My website has changed. My brand has changed. Even my name has changed. I’m writing mysteries under the name LR Hall now.
Life has changed me. I’m reminded of the old joke about the child psychologist who had six theories and no children and then went on to have six children and no theories. I had all the answers back when I started. Armed with my mission statement I was going to change the world. Everything was black and white.
The publishing industry has changed astronomically in twenty years and with 18 novels, I've been there through all its ups and downs. Back in 1992 the highlight of my day was not checking my e-mail, but waiting for the mailman to come. My acceptance letter was an actual letter. With a stamp on it. (In case anyone is wondering what an actual letter is.)
In twenty years my own Christian walk with the Lord has grown such that I now see things in shades of gray.
Many of my years with Christian publishing were very good. I’ve worked with some remarkable editors who saw my vision, mission and helped me turn my books into the best they could be.
But then, as publishing changed, things became “tighter”. It became more and more difficult to find a publisher willing to go out on a limb with me and publish Christian books that weren’t somehow “safe.” One publisher told me, “We just don’t know how to market you.”
So, for a short while I wrote the kind of books they wanted. I could write for hire couldn’t I? How hard could that be? Hard, it turned out. Really, really hard. I felt like I was losing part of myself. I had to leave Christian publishing. (Or Christian publishing as I know it now.)
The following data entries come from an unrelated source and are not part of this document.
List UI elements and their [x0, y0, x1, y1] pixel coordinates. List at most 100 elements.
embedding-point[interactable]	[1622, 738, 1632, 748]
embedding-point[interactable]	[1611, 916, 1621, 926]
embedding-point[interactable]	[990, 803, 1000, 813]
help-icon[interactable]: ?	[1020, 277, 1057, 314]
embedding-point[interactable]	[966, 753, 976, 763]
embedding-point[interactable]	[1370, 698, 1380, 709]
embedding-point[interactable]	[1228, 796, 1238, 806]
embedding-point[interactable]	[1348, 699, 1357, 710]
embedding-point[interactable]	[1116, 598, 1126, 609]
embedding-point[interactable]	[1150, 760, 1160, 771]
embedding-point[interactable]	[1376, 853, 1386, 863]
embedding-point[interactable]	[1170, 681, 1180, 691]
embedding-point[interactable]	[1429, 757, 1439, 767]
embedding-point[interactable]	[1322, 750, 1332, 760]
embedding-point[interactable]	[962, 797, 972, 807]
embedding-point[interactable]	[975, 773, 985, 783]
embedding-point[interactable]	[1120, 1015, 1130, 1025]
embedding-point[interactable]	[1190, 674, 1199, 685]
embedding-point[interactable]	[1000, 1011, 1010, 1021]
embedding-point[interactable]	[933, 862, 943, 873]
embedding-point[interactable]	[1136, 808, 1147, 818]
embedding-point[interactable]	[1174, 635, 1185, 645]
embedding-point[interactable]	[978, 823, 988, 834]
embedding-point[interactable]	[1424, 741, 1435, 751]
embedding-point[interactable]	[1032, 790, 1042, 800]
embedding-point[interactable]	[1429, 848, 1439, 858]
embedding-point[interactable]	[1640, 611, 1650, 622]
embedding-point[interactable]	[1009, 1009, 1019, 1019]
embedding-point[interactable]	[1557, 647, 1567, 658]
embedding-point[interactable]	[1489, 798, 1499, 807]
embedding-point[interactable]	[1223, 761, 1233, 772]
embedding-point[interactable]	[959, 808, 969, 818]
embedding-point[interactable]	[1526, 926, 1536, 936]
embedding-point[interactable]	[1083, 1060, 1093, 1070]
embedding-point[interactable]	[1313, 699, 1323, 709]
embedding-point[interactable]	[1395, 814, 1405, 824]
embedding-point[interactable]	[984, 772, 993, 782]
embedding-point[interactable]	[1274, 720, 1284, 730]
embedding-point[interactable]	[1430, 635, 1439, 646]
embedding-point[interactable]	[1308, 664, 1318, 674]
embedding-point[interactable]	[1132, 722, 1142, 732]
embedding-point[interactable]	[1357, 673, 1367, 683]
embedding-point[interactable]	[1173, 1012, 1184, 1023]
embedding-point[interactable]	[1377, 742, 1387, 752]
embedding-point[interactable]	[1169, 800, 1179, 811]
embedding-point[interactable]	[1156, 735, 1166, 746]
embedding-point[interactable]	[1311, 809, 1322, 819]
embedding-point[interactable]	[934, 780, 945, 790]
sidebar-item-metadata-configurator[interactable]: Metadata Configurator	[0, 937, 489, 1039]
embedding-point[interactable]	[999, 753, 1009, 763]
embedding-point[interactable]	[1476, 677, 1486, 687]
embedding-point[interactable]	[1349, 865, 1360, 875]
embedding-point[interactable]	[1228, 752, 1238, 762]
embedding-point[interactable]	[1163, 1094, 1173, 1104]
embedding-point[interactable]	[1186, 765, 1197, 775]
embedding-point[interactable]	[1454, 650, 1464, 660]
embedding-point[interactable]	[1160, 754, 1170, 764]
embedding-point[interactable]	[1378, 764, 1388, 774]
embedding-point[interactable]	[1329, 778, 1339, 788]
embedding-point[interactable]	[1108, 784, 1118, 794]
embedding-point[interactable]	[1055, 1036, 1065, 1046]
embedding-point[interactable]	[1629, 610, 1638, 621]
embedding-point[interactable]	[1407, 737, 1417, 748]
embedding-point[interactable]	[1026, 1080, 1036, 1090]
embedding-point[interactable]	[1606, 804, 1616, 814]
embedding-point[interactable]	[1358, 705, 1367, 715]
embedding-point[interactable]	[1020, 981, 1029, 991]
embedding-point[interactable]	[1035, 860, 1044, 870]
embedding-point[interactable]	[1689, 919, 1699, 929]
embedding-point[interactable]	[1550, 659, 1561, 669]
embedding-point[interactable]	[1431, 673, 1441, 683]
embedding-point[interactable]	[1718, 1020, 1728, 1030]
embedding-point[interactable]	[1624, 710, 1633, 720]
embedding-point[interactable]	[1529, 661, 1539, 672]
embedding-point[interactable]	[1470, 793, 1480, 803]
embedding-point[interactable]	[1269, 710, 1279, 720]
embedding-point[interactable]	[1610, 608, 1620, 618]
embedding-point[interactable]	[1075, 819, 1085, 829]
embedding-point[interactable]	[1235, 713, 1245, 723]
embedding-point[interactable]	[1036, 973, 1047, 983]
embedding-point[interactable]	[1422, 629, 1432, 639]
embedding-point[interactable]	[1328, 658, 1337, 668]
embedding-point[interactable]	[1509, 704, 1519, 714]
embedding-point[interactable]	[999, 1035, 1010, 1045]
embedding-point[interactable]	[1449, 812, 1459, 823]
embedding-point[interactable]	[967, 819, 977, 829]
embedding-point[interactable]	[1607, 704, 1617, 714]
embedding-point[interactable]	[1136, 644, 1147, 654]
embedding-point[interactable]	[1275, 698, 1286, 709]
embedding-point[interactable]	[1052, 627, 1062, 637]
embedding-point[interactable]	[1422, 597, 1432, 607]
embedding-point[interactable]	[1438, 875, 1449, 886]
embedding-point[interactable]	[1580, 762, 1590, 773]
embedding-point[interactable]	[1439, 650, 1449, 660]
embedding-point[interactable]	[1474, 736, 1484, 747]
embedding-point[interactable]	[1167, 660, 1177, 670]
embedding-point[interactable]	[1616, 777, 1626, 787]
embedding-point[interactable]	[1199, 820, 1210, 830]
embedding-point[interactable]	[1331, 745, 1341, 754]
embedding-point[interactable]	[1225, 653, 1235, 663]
I’m moving into the general mystery market with a brand new name. And so what is my mission statement now? It’s not very fancy. I still want to write about real people. I still want to write about struggles. I want to pour myself into my mysteries and make them the very best I can.
But there’s more. I want to be a friend to people. I want to learn more about kindness. I want to take time for people and my family. I want to go for walks every day. I want to enjoy music and spend time with God every day and simply write the best books I can. That, I guess, is my mission.